Marketing machine targets urban men

Every now and then we all have a personal revelation. Some time those moments of clarity are life-altering, other times much more simplistic, but still moving nonetheless.

My latest will undoubtedly affect my bank account.

As we creep up in age, we (hopefully) gain the ability to assess situations for what they’re really worth and perhaps grasp the value of a hard-earned dollar.

Growing up in pursuit of the urban male ideal I always thought it necessary to spend inordinate amounts of my disposable income on very well-marketed, high end products and services designed especially for men.

There’s a whole range of them: golf balls that will make you drive like Tiger, shoes that’ll make you jump like Michael, hair products that’ll help you pose like Beckham.

Then you realize the only way you’ll drive like Tiger is to get behind the wheel of the cars he promotes — still Buick, at last glance — you’ll only jump like Jordan with a trampoline and you’ll probably never have hair like Beckham, let alone the guts to sport one of his more creative styles.

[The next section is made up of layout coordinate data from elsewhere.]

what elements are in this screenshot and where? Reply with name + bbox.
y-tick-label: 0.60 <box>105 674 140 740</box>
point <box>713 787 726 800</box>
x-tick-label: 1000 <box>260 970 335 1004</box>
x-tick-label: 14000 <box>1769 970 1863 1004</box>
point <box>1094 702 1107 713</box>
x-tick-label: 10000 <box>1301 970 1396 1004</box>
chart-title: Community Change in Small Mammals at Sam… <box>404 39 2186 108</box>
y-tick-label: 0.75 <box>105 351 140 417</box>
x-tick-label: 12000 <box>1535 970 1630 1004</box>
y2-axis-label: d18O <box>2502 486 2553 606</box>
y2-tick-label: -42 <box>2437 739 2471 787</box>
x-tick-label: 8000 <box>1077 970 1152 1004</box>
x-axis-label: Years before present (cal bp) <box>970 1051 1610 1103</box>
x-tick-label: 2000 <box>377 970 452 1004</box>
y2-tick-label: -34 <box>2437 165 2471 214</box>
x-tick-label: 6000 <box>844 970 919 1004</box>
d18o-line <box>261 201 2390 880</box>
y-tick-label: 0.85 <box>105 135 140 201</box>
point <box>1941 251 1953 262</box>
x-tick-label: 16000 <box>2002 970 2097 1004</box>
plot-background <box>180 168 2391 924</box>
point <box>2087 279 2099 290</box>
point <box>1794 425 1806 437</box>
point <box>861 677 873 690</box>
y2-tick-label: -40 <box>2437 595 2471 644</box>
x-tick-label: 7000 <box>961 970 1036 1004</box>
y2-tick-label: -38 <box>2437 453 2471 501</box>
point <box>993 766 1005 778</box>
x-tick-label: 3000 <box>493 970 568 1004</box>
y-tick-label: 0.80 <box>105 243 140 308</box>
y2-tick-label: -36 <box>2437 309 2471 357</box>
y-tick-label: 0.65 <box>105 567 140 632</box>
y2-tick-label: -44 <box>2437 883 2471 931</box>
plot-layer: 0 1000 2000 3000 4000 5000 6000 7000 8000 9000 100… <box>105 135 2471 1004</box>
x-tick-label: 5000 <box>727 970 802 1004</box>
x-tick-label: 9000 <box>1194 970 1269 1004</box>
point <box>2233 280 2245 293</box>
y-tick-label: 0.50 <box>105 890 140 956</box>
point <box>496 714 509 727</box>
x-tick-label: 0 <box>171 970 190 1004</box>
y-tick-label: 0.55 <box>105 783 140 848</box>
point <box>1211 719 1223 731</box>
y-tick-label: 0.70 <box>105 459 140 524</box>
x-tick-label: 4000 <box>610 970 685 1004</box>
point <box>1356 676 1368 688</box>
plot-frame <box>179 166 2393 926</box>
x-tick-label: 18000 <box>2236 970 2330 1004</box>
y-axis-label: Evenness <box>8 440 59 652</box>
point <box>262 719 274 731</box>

In much the same way Sex And The City created the impression that an ideal lifestyle for women was one that included a downtown apartment, Manolo-laden closets and a Rolodex of eager male suitors, it’s fair to say a similar —and probably highly-fictionalized —version of urban bliss exists for the fashionable downtown-dwelling guy.

It probably includes ridiculously expensive dinners at trendy eateries, a closet full of designer suits and $300 jeans, as well as a Barbie-esque girlfriend or spouse to offer congratulations following your latest promotion in the climb up the six-figure ladder.

Oh, and $80 trips to the hairdresser.

It’s that last one that I really had the means and desire to embrace, at least up until recently.

I figured if I’m not going to have my hair for much longer I may as well treat it with the care and respect it deserves and what better way than to treat it to a little primping from a master stylist.

But perspective is a blessed virtue, and the reality is that dropping this kind of money on a man’s haircut is probably completely excessive, not to mention $30 on a specially-formulated male face cream, $600 on high-tech putter, or any other outlandish expenditure on items we’re told will make us better looking, playing — or just better — men.

This is not a rejection of the finer things: a great New York strip at a classic steakhouse is worth the money, as are regular trips to the spa, plasma screen televisions, good dress shirts and buying the odd pricey and unexpected gift for your significant other (think Manolos or Coach handbags) just to put a smile on her face.

Being able to acknowledge the rather vicious marketing machine targeted at men (although women probably have it even worse) is a good thing. Being able to avoid its clutches: priceless.